Pour aller plus loin :

- le site personnel de Michael Vincent Waller

- "Anthems" en écoute :

6 avril 2015 1 06 /04 /avril /2015 13:34
Philip Glass - Glassworlds 1 / Nicolas Horvath, piano

   Le pianiste Nicolas Horvath, interprète de Liszt et lauréat de nombreux prix internationaux, se lance dans une édition complète, sur le label Grand Piano de Naxos, des œuvres pour piano de Philip Glass, première édition du genre qui comportera des inédits, des transcriptions. C'est la suite logique d'une longue fréquentation du compositeur américain, émaillée de concerts fleuves, de marathons. Il jouera d'ailleurs ce vendredi 3 avril l'intégrale de ses Études pour piano, donnée pour la première fois à Carnegie hall le 9 janvier de cette année.

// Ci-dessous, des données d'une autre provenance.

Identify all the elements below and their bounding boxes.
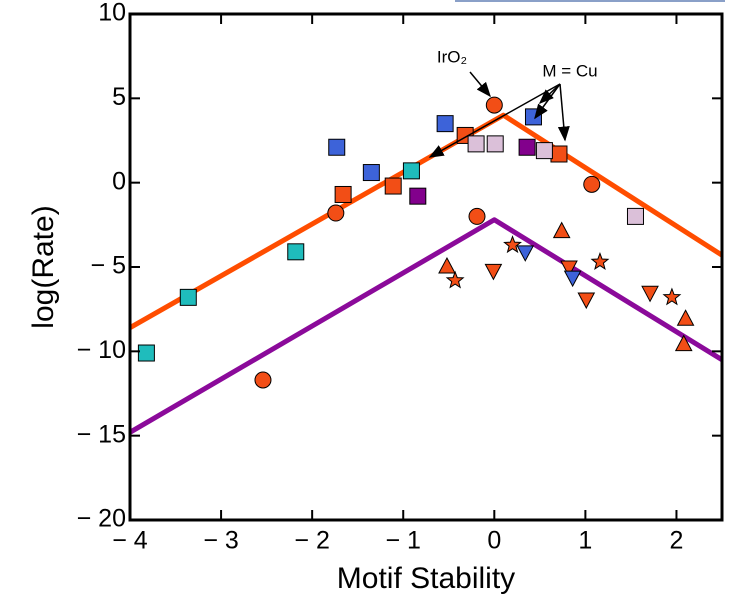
point [518, 138, 536, 156]
point [674, 334, 693, 352]
point [626, 207, 644, 225]
point [516, 245, 535, 262]
x-axis-label: Motif Stability [337, 562, 515, 595]
fit-line [128, 217, 724, 435]
point [563, 270, 582, 288]
y-tick-label: 10 [98, 0, 126, 27]
point [577, 292, 596, 310]
arrow [469, 71, 491, 98]
y-tick-label: 0 [112, 167, 126, 195]
point [137, 344, 155, 362]
y-tick-label: − 5 [91, 252, 126, 280]
point [467, 135, 485, 153]
point [328, 138, 346, 156]
x-tick-label: 0 [487, 527, 501, 555]
point [362, 164, 380, 182]
point [535, 142, 553, 160]
point [436, 115, 454, 133]
point [327, 204, 345, 222]
y-tick-label: − 15 [77, 420, 126, 448]
point [641, 285, 659, 303]
point [503, 235, 522, 254]
point [287, 243, 305, 261]
point [560, 260, 578, 278]
y-tick-label: 5 [112, 83, 126, 111]
point [254, 371, 272, 389]
point [583, 175, 601, 193]
point [409, 187, 427, 205]
plot-area [128, 96, 724, 435]
point [662, 287, 682, 306]
point [484, 263, 503, 281]
point [590, 252, 610, 270]
point [384, 177, 402, 195]
annotation: M = Cu [542, 61, 597, 80]
point [445, 270, 465, 289]
x-tick-label: − 2 [294, 527, 329, 555]
point [179, 288, 197, 306]
y-axis-label: log(Rate) [27, 205, 60, 328]
point [438, 256, 456, 274]
y-tick-label: − 20 [77, 505, 126, 533]
point [334, 185, 352, 203]
annotation: IrO₂ [437, 47, 467, 66]
point [402, 162, 420, 180]
point [468, 207, 486, 225]
y-tick-label: − 10 [77, 336, 126, 364]
point [486, 135, 504, 153]
point [550, 145, 568, 163]
point [676, 309, 695, 326]
point [552, 221, 571, 239]
arrows [428, 83, 570, 158]
x-tick-label: 1 [578, 527, 592, 555]
x-tick-label: − 3 [203, 527, 238, 555]
point [485, 96, 503, 114]
x-tick-label: 2 [670, 527, 684, 555]
frame [128, 12, 724, 522]
x-tick-label: − 4 [112, 527, 148, 555]
x-tick-label: − 1 [386, 527, 421, 555]
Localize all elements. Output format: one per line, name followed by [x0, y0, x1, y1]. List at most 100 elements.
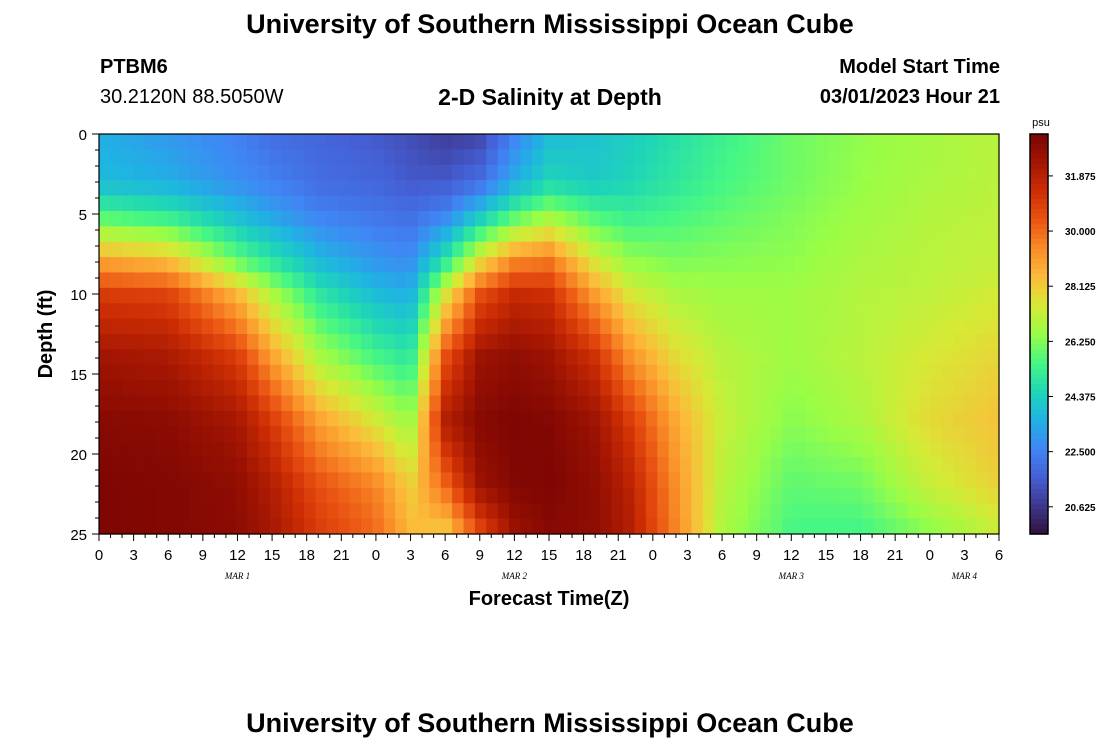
heatmap-cell — [748, 287, 761, 304]
heatmap-cell — [338, 472, 351, 489]
heatmap-cell — [885, 287, 898, 304]
heatmap-cell — [497, 503, 510, 520]
colorbar-segment — [1030, 344, 1048, 350]
heatmap-cell — [247, 257, 260, 274]
heatmap-cell — [315, 226, 328, 243]
heatmap-cell — [782, 257, 795, 274]
heatmap-cell — [190, 364, 203, 381]
heatmap-cell — [406, 503, 419, 520]
heatmap-cell — [167, 180, 180, 197]
heatmap-cell — [588, 210, 601, 227]
chart-subtitle: 2-D Salinity at Depth — [438, 84, 662, 110]
heatmap-cell — [942, 134, 955, 150]
heatmap-cell — [463, 334, 476, 350]
heatmap-cell — [429, 410, 442, 427]
heatmap-cell — [634, 134, 647, 150]
heatmap-cell — [110, 410, 123, 427]
heatmap-cell — [440, 426, 453, 443]
heatmap-cell — [258, 380, 271, 397]
heatmap-cell — [429, 180, 442, 197]
colorbar-segment — [1030, 484, 1048, 490]
heatmap-cell — [805, 134, 818, 150]
heatmap-cell — [691, 149, 704, 166]
heatmap-cell — [668, 318, 681, 335]
heatmap-cell — [987, 380, 1000, 397]
heatmap-cell — [645, 241, 658, 258]
heatmap-cell — [326, 210, 339, 227]
heatmap-cell — [645, 134, 658, 150]
heatmap-cell — [839, 241, 852, 258]
heatmap-cell — [554, 134, 567, 150]
heatmap-cell — [828, 457, 841, 474]
heatmap-cell — [543, 303, 556, 320]
heatmap-cell — [600, 395, 613, 412]
heatmap-cell — [474, 487, 487, 504]
heatmap-cell — [987, 503, 1000, 520]
heatmap-cell — [509, 518, 522, 535]
x-tick-label: 6 — [995, 547, 1003, 564]
heatmap-cell — [634, 149, 647, 166]
heatmap-cell — [383, 180, 396, 197]
heatmap-cell — [657, 472, 670, 489]
heatmap-cell — [873, 395, 886, 412]
heatmap-cell — [577, 472, 590, 489]
heatmap-cell — [623, 149, 636, 166]
heatmap-cell — [987, 303, 1000, 320]
colorbar-segment — [1030, 204, 1048, 210]
heatmap-cell — [953, 303, 966, 320]
heatmap-cell — [702, 210, 715, 227]
heatmap-cell — [543, 210, 556, 227]
heatmap-cell — [440, 287, 453, 304]
heatmap-cell — [554, 457, 567, 474]
heatmap-cell — [452, 257, 465, 274]
heatmap-cell — [896, 395, 909, 412]
heatmap-cell — [110, 334, 123, 350]
heatmap-cell — [133, 287, 146, 304]
colorbar-segment — [1030, 409, 1048, 415]
heatmap-cell — [645, 257, 658, 274]
x-tick-label: 0 — [372, 547, 380, 564]
heatmap-cell — [315, 472, 328, 489]
heatmap-cell — [611, 410, 624, 427]
heatmap-cell — [554, 226, 567, 243]
heatmap-cell — [167, 195, 180, 212]
heatmap-cell — [258, 410, 271, 427]
heatmap-cell — [645, 318, 658, 335]
heatmap-cell — [133, 395, 146, 412]
heatmap-cell — [520, 441, 533, 458]
heatmap-cell — [634, 518, 647, 535]
heatmap-cell — [201, 426, 214, 443]
colorbar-segment — [1030, 299, 1048, 305]
heatmap-cell — [657, 395, 670, 412]
heatmap-cell — [315, 210, 328, 227]
heatmap-cell — [611, 318, 624, 335]
heatmap-cell — [155, 210, 168, 227]
heatmap-cell — [759, 380, 772, 397]
heatmap-cell — [771, 364, 784, 381]
heatmap-cell — [930, 441, 943, 458]
heatmap-cell — [634, 287, 647, 304]
heatmap-cell — [839, 195, 852, 212]
heatmap-cell — [383, 334, 396, 350]
heatmap-cell — [896, 241, 909, 258]
heatmap-cell — [247, 518, 260, 535]
heatmap-cell — [201, 303, 214, 320]
heatmap-cell — [247, 426, 260, 443]
heatmap-cell — [691, 503, 704, 520]
heatmap-cell — [725, 180, 738, 197]
heatmap-cell — [304, 364, 317, 381]
heatmap-cell — [680, 380, 692, 397]
heatmap-cell — [714, 195, 727, 212]
heatmap-cell — [919, 349, 932, 366]
heatmap-cell — [782, 334, 795, 350]
heatmap-cell — [759, 410, 772, 427]
heatmap-cell — [110, 457, 123, 474]
heatmap-cell — [782, 241, 795, 258]
heatmap-cell — [691, 195, 704, 212]
heatmap-cell — [748, 503, 761, 520]
heatmap-cell — [805, 457, 818, 474]
heatmap-cell — [976, 334, 989, 350]
heatmap-cell — [953, 426, 966, 443]
heatmap-cell — [919, 503, 932, 520]
heatmap-cell — [577, 364, 590, 381]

   Glassworlds 1 augure bien de ce travail formidable. Le livret, trilingue (anglais / français / allemand), offre un modèle de ce que l'on peut attendre d'une édition "matérielle" de la musique. Assorti d'une présentation du parcours musical de Philip Glass par Frank K. DeWald, il contient aussi un long texte passionnant de Nicolas Horvath, qui revient sur sa découverte et son goût pour la musique de Philip et commente chacun des morceaux du premier volume. On ne saurait rêver mieux, et tant pis pour le critique, chroniqueur qui se demande ce qu'il pourait bien ajouter. Pour l'instant, je me contente de prélever ce qu'il dit de sa rencontre avec la musique de Philip Glass : « Je me souviens encore aujourd'hui de l'effet que me fit sa musique : cette impression nocturne de flotter sur les eaux tranquilles d'un lac sous un ciel étoilé. » La scène est romantique à souhait, à l'image de la musique telle que la conçoivent et le compositeur et Nicolas, qui écrit ceci : « Par opposition à la nature apparemment simple et austère de ses partitions (et aux lectures plutôt prudentes enregistrées par certains de ses premiers défenseurs), le compositeur avait une approche très libre - quasi improvisée - voire romantique. La partition n'étant que le schéma directeur d'un univers dense, profond mais sensible et qui ne demande qu'à être découvert, tout comme une luxuriante forêt traversée par de minces sentiers balisés. » (C'est moi qui souligne) Tout est dit, nous sommes prévenus : le pianiste nous entraîne loin des lectures sages, compassées qui réduisent Philip Glass à une icône de la musique minimaliste ou répétitive. Primat à la sensibilité sur la technique compositionnelle !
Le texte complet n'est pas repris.